Güncelleme Tarihi:
'Muhafaza' oldukça kişisel bir sergi. Uzun zamandır ürettiklerinizi, kendi hikayenizi dünyaya açmaya karar vermişsiniz gibi. Ben merkezdeki videodan, 'Otoportre, Diğer Portreler ve Şeyler'den başlamak istiyorum. Bu iş çok kişisel, ama bir o kadar da hepimize dair bir yerde duruyor. Hikayesinin nasıl ve ne kadar zamanda şekillendiğini merak ediyorum. Hem kişisel bir anlatı, çocukluğunuza dair hikâyeleri dahi barındırıyor, hem de bu coğrafyanın tuhaf gerçekleriyle temas ediyor. İçinde Zeki Müren, Adile Naşit dahi var. Bu ara noktayı nasıl buldu?
Video bir binanın yıkımı üzerine kurulu temelde. Büyüdüğüm evin penceresinden, 2014 seçimlerinin sesi fondaki televizyonda dönerken kaydettiğim bu aylar süren yıkım, zamanla benim için bir içe bakış süreci ile örtüştü. Biraz bu kayıt halini neden önemsediğimi düşünmeye başladım. Bu da o apartmanın merdivenlerinde kayboluşumu, ona benzer bir korku olan Metin Erksan’ın 'Şeytan' filmini, açtığım mimarlık ofisinde yaşadığım asansörün düşme hikayesini ve de diğerlerini getirdi. Kendimle beraber “diğer portreler ve şeyler” de oluşmaya başladı. Biraz serbest çağrışımla kuruldu diyebilirim tüm örgü için. Ama en kilit nokta sanırım binayı yıkan vincin bozulma anına tanık olmamdı. Bu da binanın yıkımından sorumlu Mehmet Bey’le tanışmama vesile olduğu için önemli. Onun bina yıkımlarında kullandığı balonların hikâyesi hem gerçek bir hikaye, hem de tüm sergideki ana metafor gibi.

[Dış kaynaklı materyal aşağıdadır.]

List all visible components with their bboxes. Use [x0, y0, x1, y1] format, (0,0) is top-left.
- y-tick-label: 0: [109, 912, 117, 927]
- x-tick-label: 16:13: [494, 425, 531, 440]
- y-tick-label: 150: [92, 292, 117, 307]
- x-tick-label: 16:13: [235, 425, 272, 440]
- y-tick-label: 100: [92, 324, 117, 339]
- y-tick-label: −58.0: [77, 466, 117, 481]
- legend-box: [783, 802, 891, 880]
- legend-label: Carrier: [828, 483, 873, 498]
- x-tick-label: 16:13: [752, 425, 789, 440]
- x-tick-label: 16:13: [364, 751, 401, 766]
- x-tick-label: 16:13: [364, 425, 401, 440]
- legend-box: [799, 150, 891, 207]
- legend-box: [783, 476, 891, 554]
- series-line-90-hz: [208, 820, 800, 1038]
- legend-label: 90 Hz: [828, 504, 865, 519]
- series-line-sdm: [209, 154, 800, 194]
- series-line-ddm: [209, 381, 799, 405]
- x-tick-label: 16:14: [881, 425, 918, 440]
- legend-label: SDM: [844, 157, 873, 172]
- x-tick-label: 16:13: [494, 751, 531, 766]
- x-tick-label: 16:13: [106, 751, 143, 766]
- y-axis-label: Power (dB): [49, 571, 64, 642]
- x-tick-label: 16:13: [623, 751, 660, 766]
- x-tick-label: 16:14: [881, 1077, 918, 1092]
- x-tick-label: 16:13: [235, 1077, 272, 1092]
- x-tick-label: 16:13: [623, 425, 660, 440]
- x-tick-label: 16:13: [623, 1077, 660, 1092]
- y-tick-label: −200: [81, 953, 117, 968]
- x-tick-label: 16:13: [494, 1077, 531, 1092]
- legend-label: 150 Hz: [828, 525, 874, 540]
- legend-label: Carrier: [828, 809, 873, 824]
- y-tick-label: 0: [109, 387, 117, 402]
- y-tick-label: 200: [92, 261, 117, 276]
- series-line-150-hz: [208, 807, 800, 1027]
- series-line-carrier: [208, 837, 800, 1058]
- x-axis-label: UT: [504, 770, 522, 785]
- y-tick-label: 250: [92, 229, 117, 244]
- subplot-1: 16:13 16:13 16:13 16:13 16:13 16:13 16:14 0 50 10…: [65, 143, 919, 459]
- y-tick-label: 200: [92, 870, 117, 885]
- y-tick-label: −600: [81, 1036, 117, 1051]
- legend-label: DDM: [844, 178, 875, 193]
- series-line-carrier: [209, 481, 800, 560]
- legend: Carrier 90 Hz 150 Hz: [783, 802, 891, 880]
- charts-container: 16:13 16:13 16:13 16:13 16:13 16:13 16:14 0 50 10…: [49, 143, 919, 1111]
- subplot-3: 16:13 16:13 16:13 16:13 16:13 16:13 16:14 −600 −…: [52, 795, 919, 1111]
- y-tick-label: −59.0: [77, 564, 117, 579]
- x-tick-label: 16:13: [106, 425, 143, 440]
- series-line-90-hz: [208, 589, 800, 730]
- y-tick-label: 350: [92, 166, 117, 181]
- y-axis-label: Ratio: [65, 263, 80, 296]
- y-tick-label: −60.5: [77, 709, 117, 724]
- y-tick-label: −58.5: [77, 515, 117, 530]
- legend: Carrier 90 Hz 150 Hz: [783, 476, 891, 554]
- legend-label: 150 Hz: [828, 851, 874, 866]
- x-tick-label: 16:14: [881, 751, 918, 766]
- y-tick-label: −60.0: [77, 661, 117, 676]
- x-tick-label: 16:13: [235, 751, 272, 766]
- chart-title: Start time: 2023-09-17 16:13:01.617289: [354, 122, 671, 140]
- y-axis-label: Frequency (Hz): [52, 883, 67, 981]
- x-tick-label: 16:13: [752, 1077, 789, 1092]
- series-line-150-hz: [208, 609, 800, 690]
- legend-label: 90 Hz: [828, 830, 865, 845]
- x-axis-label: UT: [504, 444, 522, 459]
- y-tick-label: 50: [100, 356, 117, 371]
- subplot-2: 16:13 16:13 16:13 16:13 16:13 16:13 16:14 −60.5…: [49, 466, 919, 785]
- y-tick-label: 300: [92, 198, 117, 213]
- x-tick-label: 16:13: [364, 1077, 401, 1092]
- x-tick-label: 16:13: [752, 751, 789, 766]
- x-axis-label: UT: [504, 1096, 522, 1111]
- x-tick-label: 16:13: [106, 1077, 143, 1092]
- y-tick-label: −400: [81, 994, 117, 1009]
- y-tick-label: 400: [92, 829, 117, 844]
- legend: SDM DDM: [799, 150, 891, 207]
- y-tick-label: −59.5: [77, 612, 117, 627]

Evet, bir de şiir kitabı var.
Şiir denemeleri. Yine çoğu son 2 yılda yazılmış şiirler. Şiirlerden birinde geçen “yelkenler üzerindeki patlamalar” ifadesi mesela İstiklal Caddesi’ndeki patlama gününden, ve denizin ortasında yelken öğrenmeye çalışırken haberi aldığım andan. Büyük ölümleri anıyorum, Ankara... Ayrılıklar, hastalıklar, en derin ve kişisel dertlerden bahsederken kolektif hafıza da var aralarda. En son ortaokulda şiir yazmıştım.
'Muhafaza' farklı türden işleri görebildiğimiz bir sergi. Odağında bir video var ama farklı yöntemlerle üretilmiş işler de en az onun kadar ilgi çekiyor. Mimarlık kökenli olduğunuzu da biliyorum ve serginin genelinde, hem içerik hem de biçim anlamında bunun da etkisini okuyoruz.
Evet, yıkılan yerler ve mekânlar üzerinden bellekle kurulan ilişki dışında ayrı ayrı da mimari öğelerle bir derdim var. Filmde de geçen merdivenler, asansörler ve sergideki eşik enstalasyonu gibi işler. “mekânın Poetikası” başucu kitabım gibi bir şey, sergide de Turgut Uyar’ın Büyük Saat’i ile beraber yer alıyor.
İşlerin mekânla kurduğu ilişkinin de çok önemli olduğuna inanıyorum, bu izleyici olarak gittiğim sergilerden de beklentim. Adahan İstanbul da taş duvarları ve hacmi ile bu anlamda çok güçlü nitelikleri olan bir yer. Onunla baş edebilmek için, ne işlerin ne de mekânın gücünden bir şeyin eksilmemesi adına bir çabam oldu. İşlerin çoğunun kendi bir ışığı var ve mümkün mertebe sadece dayanarak, yaslanarak ya da yerde durarak var oluyorlar.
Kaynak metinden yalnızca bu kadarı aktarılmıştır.